Our arrival in Munich was perfectly timed: day one of the city's famous sprawling Christmas markets. Despite an overnight flight we dumped our bags at the hotel (Eurostars), closest train station Hackerbrücke) and went straight into town, where we stopped at the very first wurst stand we saw for two weisswurst in a bun, with a squirt of sweet mustard. That, after the horror congealed mess served up by Emirates, was the gastronomic highlight of the trip. It was chased by the first of what were to be many, many, mugs of steaming glühwein, redolent with cloves and cinnamon.
It didn't take long until we discovered the city food market, Viktualienmarkt, not far from the central Marienplatz area, with its cosy, snow-coated stalls selling fresh meats, vegetables, plants, wines, cheeses, deli items and more, near a cobblestone laneway lined with cute quaint beer halls.
It was here we planted ourselves for roughly the next day and a half, eating roast pork in buns with a dab of sweet mustard, weisswurst in buns with a dab of sweet mustard, gingerbread and more glühwein than you can imagine. In fact, for our last night in Munich we moved to Hotel am Markt, a simple three-star with views out over the snowy market. We'd discovered it on the first night after searching the streets for Bratwurstherzl, which turned out to be opposite.

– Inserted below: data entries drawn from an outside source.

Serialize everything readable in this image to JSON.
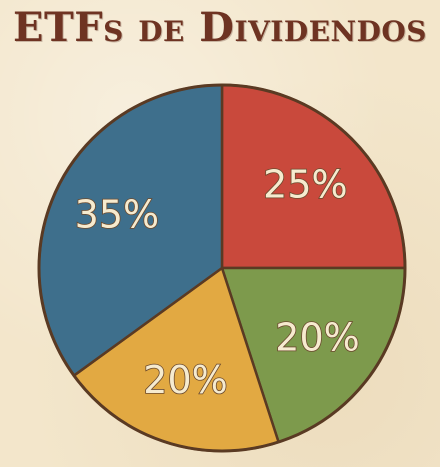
{
  "chart_data": {
    "type": "pie",
    "title": "ETFs de Dividendos",
    "slices": [
      {
        "label": "25%",
        "value": 25,
        "color": "#c9493c"
      },
      {
        "label": "20%",
        "value": 20,
        "color": "#7d9a4c"
      },
      {
        "label": "20%",
        "value": 20,
        "color": "#e2a942"
      },
      {
        "label": "35%",
        "value": 35,
        "color": "#3e6f8c"
      }
    ],
    "start": "top",
    "direction": "clockwise",
    "legend": "none"
  }
}
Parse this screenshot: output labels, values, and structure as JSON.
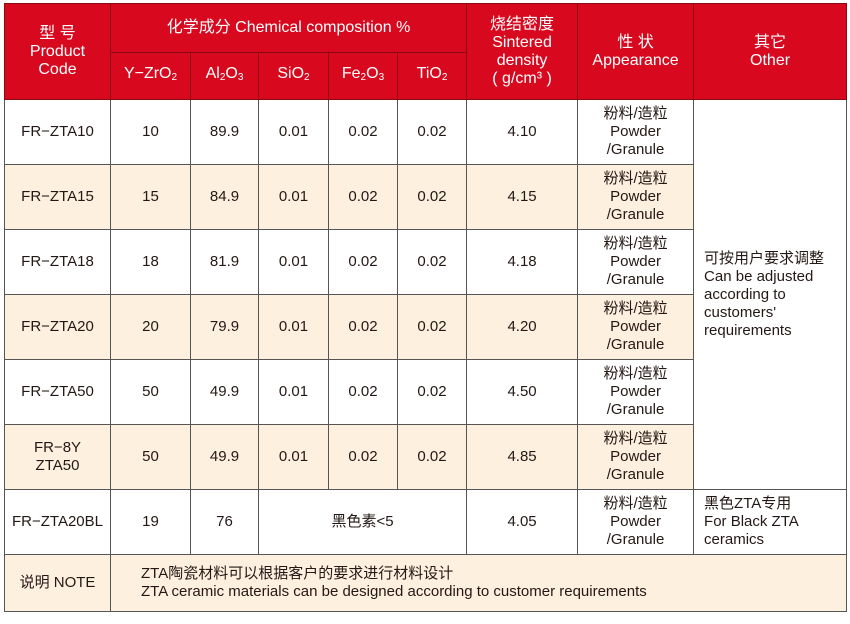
{
  "header": {
    "product_code": [
      "型 号",
      "Product",
      "Code"
    ],
    "composition": "化学成分 Chemical composition %",
    "components": [
      {
        "base": "Y−ZrO",
        "sub": "2",
        "tail": ""
      },
      {
        "base": "Al",
        "sub": "2",
        "tail": "O",
        "sub2": "3"
      },
      {
        "base": "SiO",
        "sub": "2",
        "tail": ""
      },
      {
        "base": "Fe",
        "sub": "2",
        "tail": "O",
        "sub2": "3"
      },
      {
        "base": "TiO",
        "sub": "2",
        "tail": ""
      }
    ],
    "density": [
      "烧结密度",
      "Sintered",
      "density",
      "( g/cm³ )"
    ],
    "appearance": [
      "性 状",
      "Appearance"
    ],
    "other": [
      "其它",
      "Other"
    ]
  },
  "rows": [
    {
      "code": [
        "FR−ZTA10"
      ],
      "zro2": "10",
      "al2o3": "89.9",
      "sio2": "0.01",
      "fe2o3": "0.02",
      "tio2": "0.02",
      "density": "4.10",
      "appearance": [
        "粉料/造粒",
        "Powder",
        "/Granule"
      ]
    },
    {
      "code": [
        "FR−ZTA15"
      ],
      "zro2": "15",
      "al2o3": "84.9",
      "sio2": "0.01",
      "fe2o3": "0.02",
      "tio2": "0.02",
      "density": "4.15",
      "appearance": [
        "粉料/造粒",
        "Powder",
        "/Granule"
      ]
    },
    {
      "code": [
        "FR−ZTA18"
      ],
      "zro2": "18",
      "al2o3": "81.9",
      "sio2": "0.01",
      "fe2o3": "0.02",
      "tio2": "0.02",
      "density": "4.18",
      "appearance": [
        "粉料/造粒",
        "Powder",
        "/Granule"
      ]
    },
    {
      "code": [
        "FR−ZTA20"
      ],
      "zro2": "20",
      "al2o3": "79.9",
      "sio2": "0.01",
      "fe2o3": "0.02",
      "tio2": "0.02",
      "density": "4.20",
      "appearance": [
        "粉料/造粒",
        "Powder",
        "/Granule"
      ]
    },
    {
      "code": [
        "FR−ZTA50"
      ],
      "zro2": "50",
      "al2o3": "49.9",
      "sio2": "0.01",
      "fe2o3": "0.02",
      "tio2": "0.02",
      "density": "4.50",
      "appearance": [
        "粉料/造粒",
        "Powder",
        "/Granule"
      ]
    },
    {
      "code": [
        "FR−8Y",
        "ZTA50"
      ],
      "zro2": "50",
      "al2o3": "49.9",
      "sio2": "0.01",
      "fe2o3": "0.02",
      "tio2": "0.02",
      "density": "4.85",
      "appearance": [
        "粉料/造粒",
        "Powder",
        "/Granule"
      ]
    }
  ],
  "other_merged": [
    "可按用户要求调整",
    "Can be adjusted",
    "according to",
    "customers'",
    "requirements"
  ],
  "black_row": {
    "code": "FR−ZTA20BL",
    "zro2": "19",
    "al2o3": "76",
    "pigment": "黑色素<5",
    "density": "4.05",
    "appearance": [
      "粉料/造粒",
      "Powder",
      "/Granule"
    ],
    "other": [
      "黑色ZTA专用",
      "For Black ZTA",
      "ceramics"
    ]
  },
  "note": {
    "label": "说明 NOTE",
    "lines": [
      "ZTA陶瓷材料可以根据客户的要求进行材料设计",
      "ZTA ceramic materials can be designed according to customer requirements"
    ]
  },
  "colors": {
    "header_bg": "#d8091f",
    "stripe_bg": "#fdf0df"
  }
}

What a contrast Munich was to Delhi, with its dire infrastructure problems, its questionable cold storage making certain foods no-go zones and lack of pedestrian planning. Munich, possibly the best-planned city I've ever been to, was just such a relief, even in sub-zero snowy temperatures. And the food: it was a smorgasbord of all the things we can't access, or have limited access to, in Delhi (or are priced out of reasonable range, or need good refrigeration). Amazing chocolate, buttery custard-filled pastries, ham, sausage, beef, duck, an array of cheeses, nuts. Crusty bread, cheap and good wine, an array of local beers (without the glycerin additive). Flavoured yoghurt, berries, clementines. One night we went to a beer hall in Haidhausen and there I couldn't choose between the pork knuckle, the roast pork and the roast duck. Luckily, one option was a mixed grill with all three on one plate.
That was the night I got the meat sweats.